Broomfield, CO – Ski resort operator Vail Resorts, Inc. today reported certain ski season metrics that show an increase in both visitation and revenue at the company’s destination mountains across the western U.S.
The results are provided for the comparative periods from the beginning of the ski season through January 11, 2015, and for the prior year period through January 12, 2014, adjusted as if Park City Mountain Resorts was owned in both periods, and do not incorporate the urban ski areas of Afton Alps (Minn.) and Mt. Brighton (Mich.). Season-to-date total skier visits for the company’s nine mountain resorts were up 1.8% compared to the prior year season-to-date period. Season-to-date total lift ticket revenue, including an allocated portion of season pass revenue for each applicable period, was up 9.3% compared to the prior year season-to-date period. Season-to-date ancillary spending also increased over the prior year, with ski school revenue up 9.2% and dining revenue up 6.8%. Additionally, retail/rental revenue for resort store locations was up 10.4% compared to the prior year season-to-date period.

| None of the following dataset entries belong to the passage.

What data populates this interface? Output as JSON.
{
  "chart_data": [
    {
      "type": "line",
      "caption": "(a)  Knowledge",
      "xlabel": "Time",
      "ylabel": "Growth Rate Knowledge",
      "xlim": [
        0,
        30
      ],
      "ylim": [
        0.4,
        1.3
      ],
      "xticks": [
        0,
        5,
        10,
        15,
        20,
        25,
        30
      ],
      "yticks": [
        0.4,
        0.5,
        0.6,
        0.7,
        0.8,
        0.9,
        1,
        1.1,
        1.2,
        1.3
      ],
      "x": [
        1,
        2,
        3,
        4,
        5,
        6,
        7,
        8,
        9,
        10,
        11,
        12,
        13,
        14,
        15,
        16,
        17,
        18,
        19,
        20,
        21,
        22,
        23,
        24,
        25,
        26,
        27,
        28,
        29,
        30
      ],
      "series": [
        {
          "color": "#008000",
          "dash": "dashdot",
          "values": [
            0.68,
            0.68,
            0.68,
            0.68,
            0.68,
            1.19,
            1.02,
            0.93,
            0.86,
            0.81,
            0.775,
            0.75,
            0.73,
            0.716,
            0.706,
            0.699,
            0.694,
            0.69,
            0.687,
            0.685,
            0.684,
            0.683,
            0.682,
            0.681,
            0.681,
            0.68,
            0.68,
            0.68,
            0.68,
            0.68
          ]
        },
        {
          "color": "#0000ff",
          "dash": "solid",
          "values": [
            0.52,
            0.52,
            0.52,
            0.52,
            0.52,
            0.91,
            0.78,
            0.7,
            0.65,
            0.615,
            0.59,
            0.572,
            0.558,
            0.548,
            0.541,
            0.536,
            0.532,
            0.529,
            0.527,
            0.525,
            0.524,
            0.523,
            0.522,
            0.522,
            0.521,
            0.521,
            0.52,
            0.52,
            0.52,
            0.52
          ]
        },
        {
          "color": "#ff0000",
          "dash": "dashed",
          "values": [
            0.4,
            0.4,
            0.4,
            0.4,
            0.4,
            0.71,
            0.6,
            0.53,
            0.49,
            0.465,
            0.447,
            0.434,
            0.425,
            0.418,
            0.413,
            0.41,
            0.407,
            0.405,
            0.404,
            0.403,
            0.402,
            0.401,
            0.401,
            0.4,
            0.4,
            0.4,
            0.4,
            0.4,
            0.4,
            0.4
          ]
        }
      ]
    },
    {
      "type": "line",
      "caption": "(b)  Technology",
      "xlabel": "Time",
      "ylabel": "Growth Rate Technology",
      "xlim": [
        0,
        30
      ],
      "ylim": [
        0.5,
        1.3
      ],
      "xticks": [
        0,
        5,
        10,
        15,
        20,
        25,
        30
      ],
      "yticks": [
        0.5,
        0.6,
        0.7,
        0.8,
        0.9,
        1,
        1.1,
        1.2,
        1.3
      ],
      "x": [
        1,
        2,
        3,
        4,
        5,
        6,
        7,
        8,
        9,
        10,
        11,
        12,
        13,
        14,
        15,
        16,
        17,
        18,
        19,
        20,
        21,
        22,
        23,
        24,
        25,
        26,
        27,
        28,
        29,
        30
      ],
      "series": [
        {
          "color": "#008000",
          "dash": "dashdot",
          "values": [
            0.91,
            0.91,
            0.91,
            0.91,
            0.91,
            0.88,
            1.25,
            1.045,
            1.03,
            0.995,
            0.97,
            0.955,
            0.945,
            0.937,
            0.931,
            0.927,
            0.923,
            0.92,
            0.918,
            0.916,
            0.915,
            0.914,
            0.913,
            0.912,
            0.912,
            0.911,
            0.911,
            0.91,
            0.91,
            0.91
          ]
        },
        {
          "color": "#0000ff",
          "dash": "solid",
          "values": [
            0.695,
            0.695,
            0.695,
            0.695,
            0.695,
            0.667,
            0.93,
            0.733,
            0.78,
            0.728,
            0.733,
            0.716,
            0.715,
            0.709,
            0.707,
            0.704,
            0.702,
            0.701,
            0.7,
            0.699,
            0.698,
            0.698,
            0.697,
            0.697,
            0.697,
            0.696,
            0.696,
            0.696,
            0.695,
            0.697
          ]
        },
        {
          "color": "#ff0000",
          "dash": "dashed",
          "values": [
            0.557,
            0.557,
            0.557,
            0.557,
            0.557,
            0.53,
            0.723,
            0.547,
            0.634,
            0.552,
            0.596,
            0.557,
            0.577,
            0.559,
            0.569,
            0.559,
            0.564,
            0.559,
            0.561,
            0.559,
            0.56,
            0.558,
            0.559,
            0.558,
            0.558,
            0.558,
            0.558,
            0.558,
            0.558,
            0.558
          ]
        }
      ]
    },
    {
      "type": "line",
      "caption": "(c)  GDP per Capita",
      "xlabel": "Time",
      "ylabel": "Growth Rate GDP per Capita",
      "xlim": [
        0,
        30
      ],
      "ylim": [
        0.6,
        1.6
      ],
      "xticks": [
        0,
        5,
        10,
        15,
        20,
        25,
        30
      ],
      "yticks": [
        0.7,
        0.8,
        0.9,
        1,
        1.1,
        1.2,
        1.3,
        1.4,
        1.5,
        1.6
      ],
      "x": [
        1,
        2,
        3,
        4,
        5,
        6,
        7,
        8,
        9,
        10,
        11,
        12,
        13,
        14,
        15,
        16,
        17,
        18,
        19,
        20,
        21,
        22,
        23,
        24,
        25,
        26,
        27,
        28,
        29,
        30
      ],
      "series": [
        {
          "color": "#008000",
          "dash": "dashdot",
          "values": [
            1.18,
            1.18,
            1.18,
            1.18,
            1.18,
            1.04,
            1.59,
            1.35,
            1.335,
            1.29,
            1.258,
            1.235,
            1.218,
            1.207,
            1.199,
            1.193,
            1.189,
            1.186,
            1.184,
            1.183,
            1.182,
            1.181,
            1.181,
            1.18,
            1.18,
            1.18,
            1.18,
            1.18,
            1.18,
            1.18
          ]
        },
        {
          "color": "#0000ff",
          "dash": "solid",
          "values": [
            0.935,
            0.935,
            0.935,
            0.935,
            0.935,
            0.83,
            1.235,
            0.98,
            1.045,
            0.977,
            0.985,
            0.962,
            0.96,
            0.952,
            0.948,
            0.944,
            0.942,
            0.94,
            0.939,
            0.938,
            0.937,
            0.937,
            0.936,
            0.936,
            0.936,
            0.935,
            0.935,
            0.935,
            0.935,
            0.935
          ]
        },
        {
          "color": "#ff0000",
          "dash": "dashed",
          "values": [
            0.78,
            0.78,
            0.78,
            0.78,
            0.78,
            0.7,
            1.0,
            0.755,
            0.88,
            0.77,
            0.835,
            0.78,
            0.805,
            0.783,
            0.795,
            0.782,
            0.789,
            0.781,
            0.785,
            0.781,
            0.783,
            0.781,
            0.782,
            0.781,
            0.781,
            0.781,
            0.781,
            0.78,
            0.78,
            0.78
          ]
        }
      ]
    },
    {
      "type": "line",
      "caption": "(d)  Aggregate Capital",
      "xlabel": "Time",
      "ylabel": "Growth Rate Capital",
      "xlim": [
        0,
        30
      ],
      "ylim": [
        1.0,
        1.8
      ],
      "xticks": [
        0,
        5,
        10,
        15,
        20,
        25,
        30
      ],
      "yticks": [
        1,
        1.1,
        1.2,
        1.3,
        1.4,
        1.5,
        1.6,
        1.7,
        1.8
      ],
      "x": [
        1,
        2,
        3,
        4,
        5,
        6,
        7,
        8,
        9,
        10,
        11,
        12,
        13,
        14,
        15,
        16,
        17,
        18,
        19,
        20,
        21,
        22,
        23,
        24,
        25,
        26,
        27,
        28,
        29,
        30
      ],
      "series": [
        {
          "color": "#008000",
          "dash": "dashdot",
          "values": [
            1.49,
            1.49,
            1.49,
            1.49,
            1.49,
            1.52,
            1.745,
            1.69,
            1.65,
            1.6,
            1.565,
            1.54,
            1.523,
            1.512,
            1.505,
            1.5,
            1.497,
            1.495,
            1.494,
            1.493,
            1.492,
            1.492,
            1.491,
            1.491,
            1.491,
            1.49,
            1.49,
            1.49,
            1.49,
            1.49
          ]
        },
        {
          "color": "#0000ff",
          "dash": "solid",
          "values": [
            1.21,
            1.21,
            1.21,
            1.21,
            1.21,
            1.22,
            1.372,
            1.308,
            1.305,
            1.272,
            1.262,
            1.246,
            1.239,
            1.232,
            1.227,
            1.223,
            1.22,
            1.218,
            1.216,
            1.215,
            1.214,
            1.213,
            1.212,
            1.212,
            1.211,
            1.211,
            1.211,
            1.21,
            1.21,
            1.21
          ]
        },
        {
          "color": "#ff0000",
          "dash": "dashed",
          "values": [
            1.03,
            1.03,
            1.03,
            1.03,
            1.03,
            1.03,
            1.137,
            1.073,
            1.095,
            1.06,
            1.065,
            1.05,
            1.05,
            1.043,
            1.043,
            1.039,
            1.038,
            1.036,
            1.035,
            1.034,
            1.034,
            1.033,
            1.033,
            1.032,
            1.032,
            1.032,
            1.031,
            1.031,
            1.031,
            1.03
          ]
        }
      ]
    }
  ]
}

“We are very pleased with our company-wide results season-to-date, which are consistent with our original expectations,” said Rob Katz, Chief Executive Officer. “Our Colorado resorts had particularly strong results with very strong destination visitation and consistent conditions. While Utah had a slower start to the holiday period, we saw very good momentum in the week following Christmas, with strong visitation at both resorts.
“Unfortunately, early season conditions in Tahoe proved challenging again this year, leading to lower growth from our Tahoe resorts than anticipated,” Katz added. “Most importantly, we saw strong guest spending and increased yields at all of our resorts that significantly outpaced visitation, an indication of the strength of the economy and the experience we provide guests across our resorts.”